Allez voir le lien vous verrez c'est assez spectaculaire!

www.youtube.com/watch?v=9ziENk_nWfU&feature=related

vidéo d'Arianne lors de ses premiers pas

www.youtube.com/watch?v=e1QgS5N5pcY


Réunions d'anges en 2005


Qui a déjà vu une pataugeoire d'anges? Des anges de 2 à 25 ans? Ce n'est pas tout les jours qu'on a cette chance là.

Le 6 août 2005 à 11 heures. Nous étions tous au rendez-vous. C'est au parc Ste-Lucie de l'arrondissement St-Michel (Montréal) que cette rencontre à eu lieu. Ils sont venus de la région de Québec, Gatineau, Sherbrooke et New York pour seulement 4 heures. Mais un 4 heures de pur bonheur.


Nous avions déjà rencontré Tristan, Rébecca et Luca. Cette fois-ci nous étions une quinzaine de familles à fraterniser. Nous étions aux anges à voir tout ce beau monde s'amuser comme des poissons dans l'eau.

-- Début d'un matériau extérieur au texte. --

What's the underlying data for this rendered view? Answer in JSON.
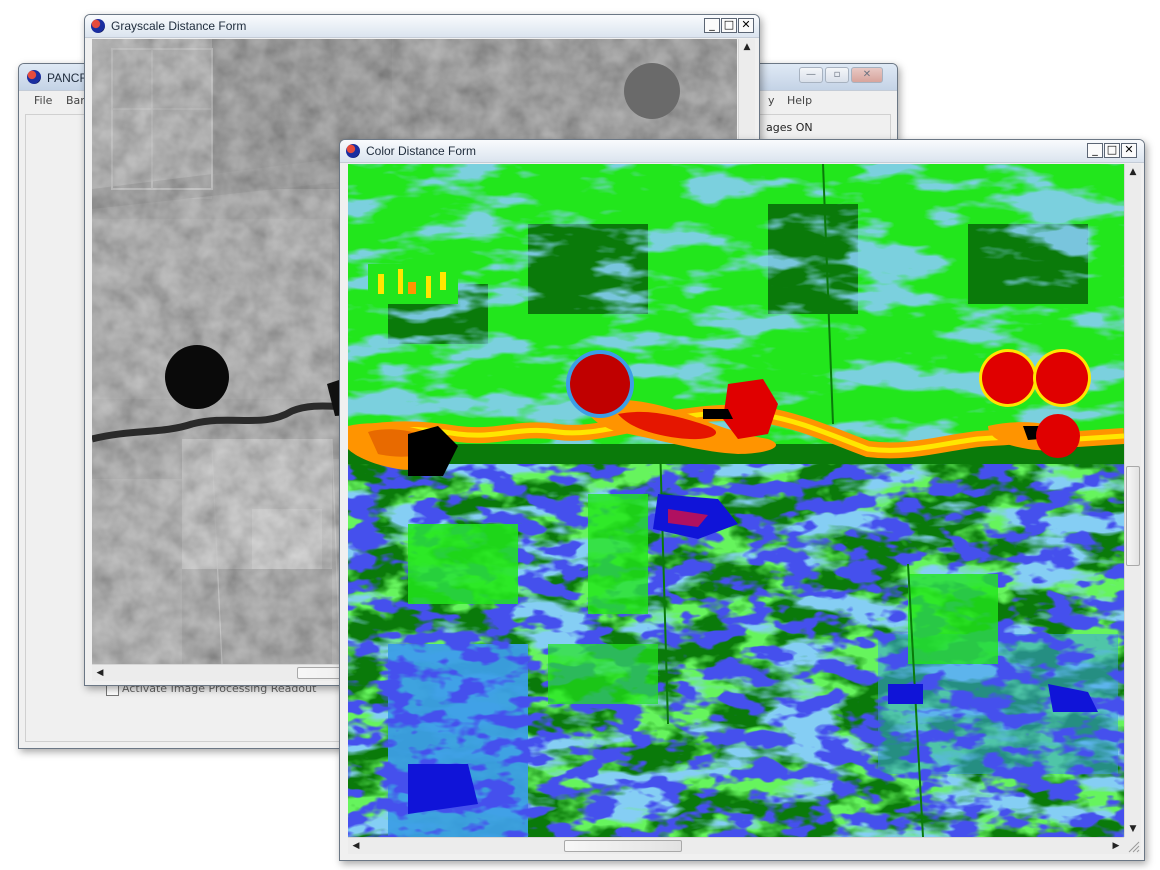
{
  "windows": {
    "panchromatic": {
      "title": "PANCR",
      "menu": {
        "file": "File",
        "band": "Ban",
        "display": "y",
        "help": "Help"
      },
      "status_text": "ages ON",
      "checkbox_label": "Activate Image Processing Readout"
    },
    "grayscale": {
      "title": "Grayscale Distance Form",
      "buttons": {
        "minimize": "_",
        "maximize": "□",
        "close": "✕"
      }
    },
    "color": {
      "title": "Color Distance Form",
      "buttons": {
        "minimize": "_",
        "maximize": "□",
        "close": "✕"
      }
    }
  },
  "icons": {
    "app": "app-icon",
    "scroll_up": "▲",
    "scroll_down": "▼",
    "scroll_left": "◀",
    "scroll_right": "▶"
  },
  "colors": {
    "dark_green": "#0a7a0a",
    "bright_green": "#22e61c",
    "light_blue": "#3c9ee6",
    "dark_blue": "#1014d8",
    "yellow": "#ffe600",
    "orange": "#ff9400",
    "red": "#e00000",
    "dark_red": "#c00000"
  }
}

Maggie et Arianne ont échangé sur leur technique nautique. Comme des canards elles trempaient leurs nez dans l'eau. Le grand Christian (20 ans) tel un Cousteau s'arrosait allégrement de son seau. Tristan (13 ans) parcourait le bassin arborant son arrosoire et sa bouteille d'eau. Rébecca se laissait glisser comme une sirène.

Arianne est convaincue qu'elle n'est plus seule au monde à tout mettre dans sa bouche. Marilou est rassurée. D'autres enfants ont un frère/une soeur angelman.


Nous étions à l'affût des conversations. Prenant en note les trucs. Ecoutant les histoires de ces familles. Nous parlions le même langage. Nous vivions la même chose.


Ce que nous retenons de cette journée... nous sommes chanceux de vivre avec ces anges. Même si parfois c'est difficile. Même si on se demande encore pourquoi... Nous devons nous revoir. Nous devons garder contact. C'est essentiel et ça nous redonne de l'énergie pour continuer.


Ce soir là, nous nous sommes coucher avec de nouveaux noms et nouveaux visages. Vous êtes là quelque part. Nous ne sommes plus seul. Vous nous avez ravis.


Merci d'être venu en aussi grand nombre.